My significant other and I got engaged over the weekend. It is very exciting! We are taking our time contacting family and close friends before announcing publicly. We have a plan all worked out…except I am not sure what the etiquette is for telling coworkers. My whole team is remote and works from home, including me, so I can’t just flash my ring around and let the news float. I have only been working here for the last seven months, so I’m not totally sure on the company culture regarding these things.
Is it appropriate to just send out an “exciting news!” email? Should I send a picture of the ring with it? What is the appropriate thing to say?
Congratulations! If you have a small-ish team, yes, it’s totally appropriate to just send out an “exciting news to share!” email. (If it’s a huge team, I might send just to the people you work most closely with.) Ring photo: your call. Assuming you have reasonably warm relationships with your coworkers, people won’t think it’s weird if you include it.
5. An Ask a Manager job board?
I was wondering if you would ever consider expanding your site to help your readers connect with each other/other good companies that generally follow Ask A Manager approved processes?

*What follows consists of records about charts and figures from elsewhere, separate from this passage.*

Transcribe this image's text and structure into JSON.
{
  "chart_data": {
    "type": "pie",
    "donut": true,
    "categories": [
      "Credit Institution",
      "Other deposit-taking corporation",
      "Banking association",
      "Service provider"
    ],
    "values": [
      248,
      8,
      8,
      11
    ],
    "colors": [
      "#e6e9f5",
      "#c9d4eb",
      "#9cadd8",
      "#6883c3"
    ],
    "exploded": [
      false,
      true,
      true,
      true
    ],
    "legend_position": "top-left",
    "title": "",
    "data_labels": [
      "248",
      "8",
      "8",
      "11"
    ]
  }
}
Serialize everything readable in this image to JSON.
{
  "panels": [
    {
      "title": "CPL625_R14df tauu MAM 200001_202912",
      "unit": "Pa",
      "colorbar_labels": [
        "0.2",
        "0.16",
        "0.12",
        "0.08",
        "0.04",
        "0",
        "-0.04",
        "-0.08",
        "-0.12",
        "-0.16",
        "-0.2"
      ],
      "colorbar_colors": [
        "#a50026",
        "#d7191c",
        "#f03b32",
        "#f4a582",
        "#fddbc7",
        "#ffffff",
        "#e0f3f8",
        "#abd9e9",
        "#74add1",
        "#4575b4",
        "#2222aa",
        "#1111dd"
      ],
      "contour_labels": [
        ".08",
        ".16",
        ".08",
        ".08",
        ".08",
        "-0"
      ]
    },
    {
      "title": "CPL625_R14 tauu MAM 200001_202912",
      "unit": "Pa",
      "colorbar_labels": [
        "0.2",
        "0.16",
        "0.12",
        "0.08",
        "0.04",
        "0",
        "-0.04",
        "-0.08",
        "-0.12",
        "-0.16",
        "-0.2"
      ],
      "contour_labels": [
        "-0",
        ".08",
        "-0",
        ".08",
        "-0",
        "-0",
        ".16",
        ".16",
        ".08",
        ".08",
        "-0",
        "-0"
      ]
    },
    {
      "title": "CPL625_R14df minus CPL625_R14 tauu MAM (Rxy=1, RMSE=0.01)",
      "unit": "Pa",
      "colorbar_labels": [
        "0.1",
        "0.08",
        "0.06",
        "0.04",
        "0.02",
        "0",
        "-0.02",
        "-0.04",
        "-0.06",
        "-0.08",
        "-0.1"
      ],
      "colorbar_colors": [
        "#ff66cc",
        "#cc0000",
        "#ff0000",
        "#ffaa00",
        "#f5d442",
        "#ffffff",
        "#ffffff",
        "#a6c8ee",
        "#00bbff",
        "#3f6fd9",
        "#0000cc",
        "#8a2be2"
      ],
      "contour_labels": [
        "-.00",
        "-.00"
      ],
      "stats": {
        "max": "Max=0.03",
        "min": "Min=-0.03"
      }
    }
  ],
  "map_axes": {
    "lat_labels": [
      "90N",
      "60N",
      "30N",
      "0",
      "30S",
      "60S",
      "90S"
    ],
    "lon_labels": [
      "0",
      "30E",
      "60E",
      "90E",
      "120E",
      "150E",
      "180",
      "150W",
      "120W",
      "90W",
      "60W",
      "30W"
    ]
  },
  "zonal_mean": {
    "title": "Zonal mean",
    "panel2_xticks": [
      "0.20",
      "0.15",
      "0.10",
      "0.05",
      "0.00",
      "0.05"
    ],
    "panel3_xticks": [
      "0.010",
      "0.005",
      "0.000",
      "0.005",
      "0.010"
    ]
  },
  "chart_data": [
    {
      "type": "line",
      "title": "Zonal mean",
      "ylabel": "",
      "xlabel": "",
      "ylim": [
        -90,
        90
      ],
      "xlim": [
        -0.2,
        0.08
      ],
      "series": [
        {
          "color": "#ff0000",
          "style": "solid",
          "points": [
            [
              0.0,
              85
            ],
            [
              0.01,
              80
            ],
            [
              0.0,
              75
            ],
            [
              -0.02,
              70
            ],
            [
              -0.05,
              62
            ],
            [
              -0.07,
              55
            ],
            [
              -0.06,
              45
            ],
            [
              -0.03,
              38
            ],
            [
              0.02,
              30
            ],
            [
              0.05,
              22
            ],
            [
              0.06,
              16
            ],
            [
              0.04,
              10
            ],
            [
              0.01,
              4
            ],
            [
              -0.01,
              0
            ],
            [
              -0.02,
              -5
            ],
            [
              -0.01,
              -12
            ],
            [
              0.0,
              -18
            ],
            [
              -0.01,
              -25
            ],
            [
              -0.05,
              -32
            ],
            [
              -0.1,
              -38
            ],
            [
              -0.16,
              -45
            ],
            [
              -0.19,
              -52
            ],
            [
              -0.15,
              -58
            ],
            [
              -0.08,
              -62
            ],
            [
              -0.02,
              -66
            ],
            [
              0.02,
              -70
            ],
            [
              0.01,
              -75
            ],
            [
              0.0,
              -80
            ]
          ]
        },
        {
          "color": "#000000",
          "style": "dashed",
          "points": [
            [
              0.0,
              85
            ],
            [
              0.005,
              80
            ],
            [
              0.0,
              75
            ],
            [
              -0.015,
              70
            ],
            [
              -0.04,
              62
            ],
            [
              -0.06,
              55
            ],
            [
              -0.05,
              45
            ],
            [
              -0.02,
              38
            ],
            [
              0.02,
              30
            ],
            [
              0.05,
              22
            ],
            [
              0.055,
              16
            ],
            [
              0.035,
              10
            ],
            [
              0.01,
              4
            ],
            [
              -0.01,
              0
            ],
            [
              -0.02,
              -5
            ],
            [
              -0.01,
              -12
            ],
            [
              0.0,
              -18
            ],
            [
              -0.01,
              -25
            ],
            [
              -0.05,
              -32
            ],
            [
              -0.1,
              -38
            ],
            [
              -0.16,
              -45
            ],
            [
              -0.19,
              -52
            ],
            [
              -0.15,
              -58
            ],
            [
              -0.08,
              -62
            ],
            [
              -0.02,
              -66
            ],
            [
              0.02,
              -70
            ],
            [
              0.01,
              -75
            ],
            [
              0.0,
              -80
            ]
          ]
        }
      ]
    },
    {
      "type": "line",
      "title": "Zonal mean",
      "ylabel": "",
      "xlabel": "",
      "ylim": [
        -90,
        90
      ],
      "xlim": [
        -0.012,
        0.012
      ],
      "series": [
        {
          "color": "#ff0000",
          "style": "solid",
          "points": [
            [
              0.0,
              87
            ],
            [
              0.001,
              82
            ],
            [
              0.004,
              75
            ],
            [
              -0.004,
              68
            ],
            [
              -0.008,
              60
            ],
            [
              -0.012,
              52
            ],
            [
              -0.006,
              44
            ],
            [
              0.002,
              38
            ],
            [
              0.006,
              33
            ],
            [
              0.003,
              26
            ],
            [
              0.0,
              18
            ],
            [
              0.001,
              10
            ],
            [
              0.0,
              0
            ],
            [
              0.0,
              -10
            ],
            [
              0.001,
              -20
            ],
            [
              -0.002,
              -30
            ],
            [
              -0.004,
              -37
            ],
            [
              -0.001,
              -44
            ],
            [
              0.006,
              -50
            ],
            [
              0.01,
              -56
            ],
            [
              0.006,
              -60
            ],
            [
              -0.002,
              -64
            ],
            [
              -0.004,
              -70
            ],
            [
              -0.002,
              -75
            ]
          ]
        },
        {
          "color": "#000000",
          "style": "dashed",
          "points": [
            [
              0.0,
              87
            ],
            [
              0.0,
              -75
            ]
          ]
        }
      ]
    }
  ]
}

Specifically, I was wondering what you thought of hosting a jobs board for your readers? You get a lot of letters from people who are looking for work and more than once I’ve thought to myself “Hey, we have a position like that open!” It would be awesome for your readers to be able to non-anonymously connect — I know I’d be more interested in a candidate who follows you.
I don’t know if you’d want to open your jobs board to companies too, since of course it would be hard for you to vouch for whether or not they are non-toxic places to work. (Although man would it be AWESOME if you had an AAM certification system for management!)
Weirdly, a friend just suggested this to me recently too. My response to her was that it felt too much like mission creep to me — that it’s pretty far outside the scope of what I’ve set out to do here. I also wouldn’t be able to screen companies enough to vouch for them. That said, I’m putting this out there in case someone has a brilliant angle on this, preferably an obscenely lucrative one.